Foolproof Rice Flour and Soy Milk Chiffon Cake
Foolproof Rice Flour and Soy Milk Chiffon Cake

Hello everybody, it is me, Dave, welcome to our recipe page. Today, I’m gonna show you how to make a special dish, foolproof rice flour and soy milk chiffon cake. It is one of my favorites food recipes. For mine, I’m gonna make it a little bit unique. This will be really delicious.

Foolproof Rice Flour and Soy Milk Chiffon Cake is one of the most popular of current trending meals in the world. It is easy, it is fast, it tastes delicious. It is appreciated by millions every day. Foolproof Rice Flour and Soy Milk Chiffon Cake is something that I’ve loved my whole life. They’re fine and they look wonderful.

To begin with this recipe, we must first prepare a few ingredients. You can cook foolproof rice flour and soy milk chiffon cake using 6 ingredients and 12 steps. Here is how you cook it.

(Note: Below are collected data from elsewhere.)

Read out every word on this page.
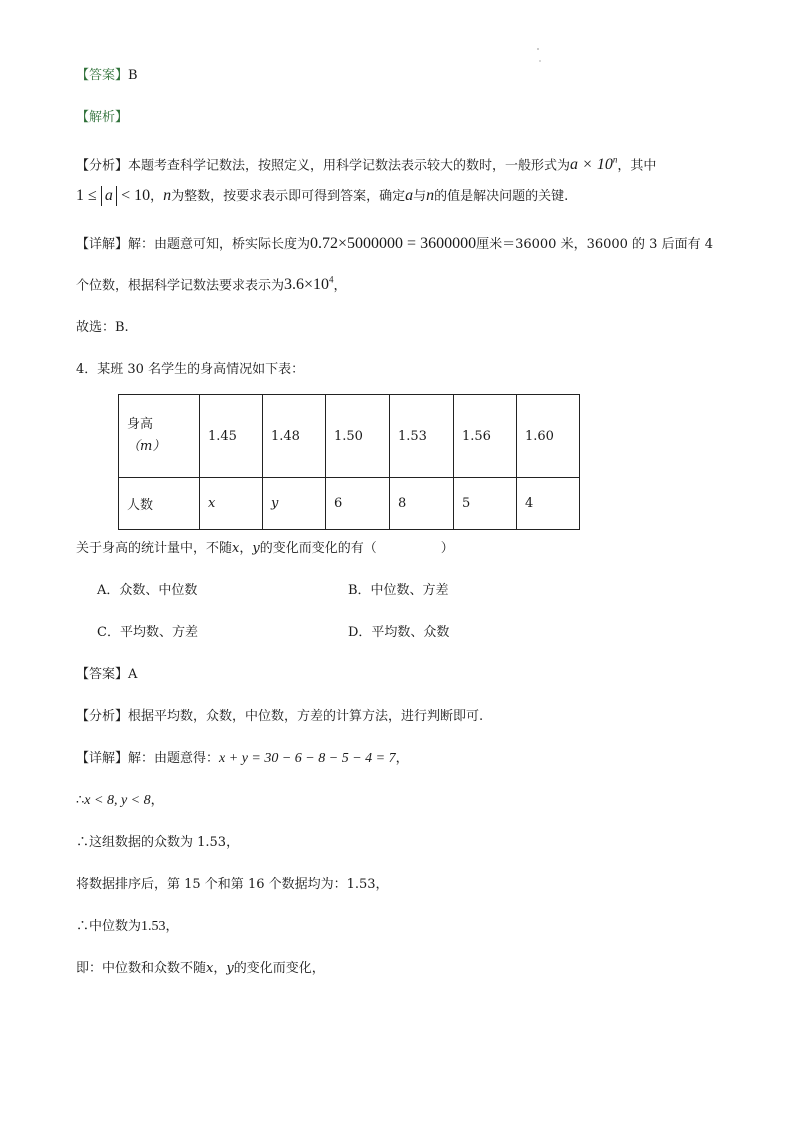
【答案】B
【解析】
【分析】本题考查科学记数法，按照定义，用科学记数法表示较大的数时，一般形式为$a \times 10^n$，其中
1 ≤ a < 10，n为整数，按要求表示即可得到答案，确定a与n的值是解决问题的关键.
【详解】解：由题意可知，桥实际长度为0.72×5000000 = 3600000厘米＝36000 米，36000 的 3 后面有 4
个位数，根据科学记数法要求表示为$3.6\times 10^4$，
故选：B.
4．某班 30 名学生的身高情况如下表：
身高
（m）	1.45	1.48	1.50	1.53	1.56	1.60
人数	x	y	6	8	5	4
关于身高的统计量中，不随x，y的变化而变化的有（	）
A．众数、中位数	B．中位数、方差
C．平均数、方差	D．平均数、众数
【答案】A
【分析】根据平均数，众数，中位数，方差的计算方法，进行判断即可.
【详解】解：由题意得：x + y = 30 − 6 − 8 − 5 − 4 = 7，
∴x < 8, y < 8，
∴这组数据的众数为 1.53，
将数据排序后，第 15 个和第 16 个数据均为：1.53，
∴中位数为1.53，
即：中位数和众数不随x，y的变化而变化，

The ingredients needed to make Foolproof Rice Flour and Soy Milk Chiffon Cake:
  1. Get 130 grams Rice flour (or joshinko)
  2. Take 6 Egg yolks
  3. Take 6 Egg whites
  4. Get 80 grams Granulated sugar
  5. Take 50 ml Canola oil (or vegetable oil)
  6. Prepare 120 ml Soy milk (or milk)
Instructions to make Foolproof Rice Flour and Soy Milk Chiffon Cake:
  1. Use well-chilled eggs. In a large bowl, separate the yolks from the egg whites, and return the egg whites to the refrigerator.
  2. Add 1/2 the amount of sugar, and mix until the consistency resembles mayonnaise.
  3. Add soy milk to the egg yolk mixture from Step 2, then add oil, and mix well.
  4. Add rice flour to mixture from Step 3, and mix well, then preheat oven to 320F/160C.
  5. Add the remaining sugar to the egg whites in 2-3 batches, and whisk until stiff peaks form (add a small amount of sugar at first, then add the rest as you go).
  6. Lightly mix 1/3 of the whipped egg white mixture from Step 5 to the mixture from Step 4, then gently fold in the rest with a wooden spatula.
  7. Add the remaining meringue to batter from Step 6, and using a rubber spatula, stir as if scooping up the batter from the bottom and folding it over.
  8. Pour batter into a chiffon cake mold, even out the surface, and tap the mold lightly on the counter to release the air pockets from the batter.
  9. Bake for 45-50 minutes in oven at 320F/160C.
  10. Once it's done, test with a skewer and if it comes out clean, turn the mold upside down over a casserole dish and allow to cool.
  11. Once the cake cools down, go along the sides with a knife, and loosen the cake from the mold.
  12. Serve the cake as is, or with whipped cream or your choice of fruit.

So that is going to wrap this up with this special food foolproof rice flour and soy milk chiffon cake recipe. Thanks so much for your time. I am sure that you can make this at home. There’s gonna be more interesting food at home recipes coming up. Don’t forget to save this page in your browser, and share it to your family, colleague and friends. Thanks again for reading, I hope this site becomes “the place to be” when it comes to foolproof rice flour and soy milk chiffon cake cooking. Go on get cooking!